Fales-Williams admits it’s a challenge to restructure the remaining lectures for online instruction. No stranger to asking for feedback, she asks and expects her students to provide negative and positive feedback. “I just want to provide the best instruction possible for the students.”
Ames, Iowa native, Trevor Arunsiripate, says that the veterinary pathology class exemplifies how strong the veterinary professors are at adapting. “There were a few hiccups, but that can be expected from anyone who is used to seeing their students in person. With time, everything will smooth out.”

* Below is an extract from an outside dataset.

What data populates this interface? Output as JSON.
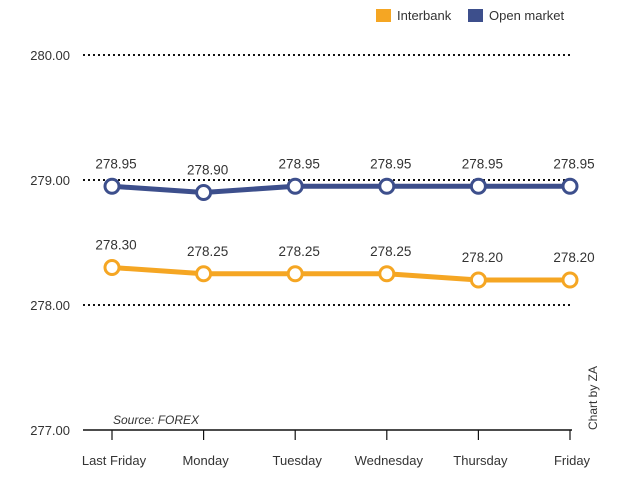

Maia Farber, a first-year veterinary student in Fales-Williams’ pathology class, is sheltering-in-place with family in Los Angeles, Calif. “Virtual education has its pros and cons. I find it more difficult than being in the classroom.” Living in Los Angeles has some unique challenges for Farber and others who may not be living in the Midwest. Farber always reminds herself of the two-hour time difference, so she doesn’t miss any live lectures. Los Angeles is also under lockdown due to the COVID-19 situation, adding to the stress. What makes it easier for Farber and other students, she says, are professors who are willing to adjust and make changes in response to feedback about the online coursework. “Dr. Fales-Williams is listening to our feedback. It’s a learn-as-we-go situation and new territory for all of us."
“I’m a social creature,” said Fales-Williams. “When students are sitting in the classroom, I can recognize if I’m lecturing too quickly. It’s been a learning experience that has shown how resilient our students and faculty are throughout the university. But I will be glad when the students return.”
Photo: Dr. Amanda Fales-Williams provides commentary while Dr. Dana Hill (middle) and Dr. Ya-Mei Chen assist with the specimens for the virtual lab.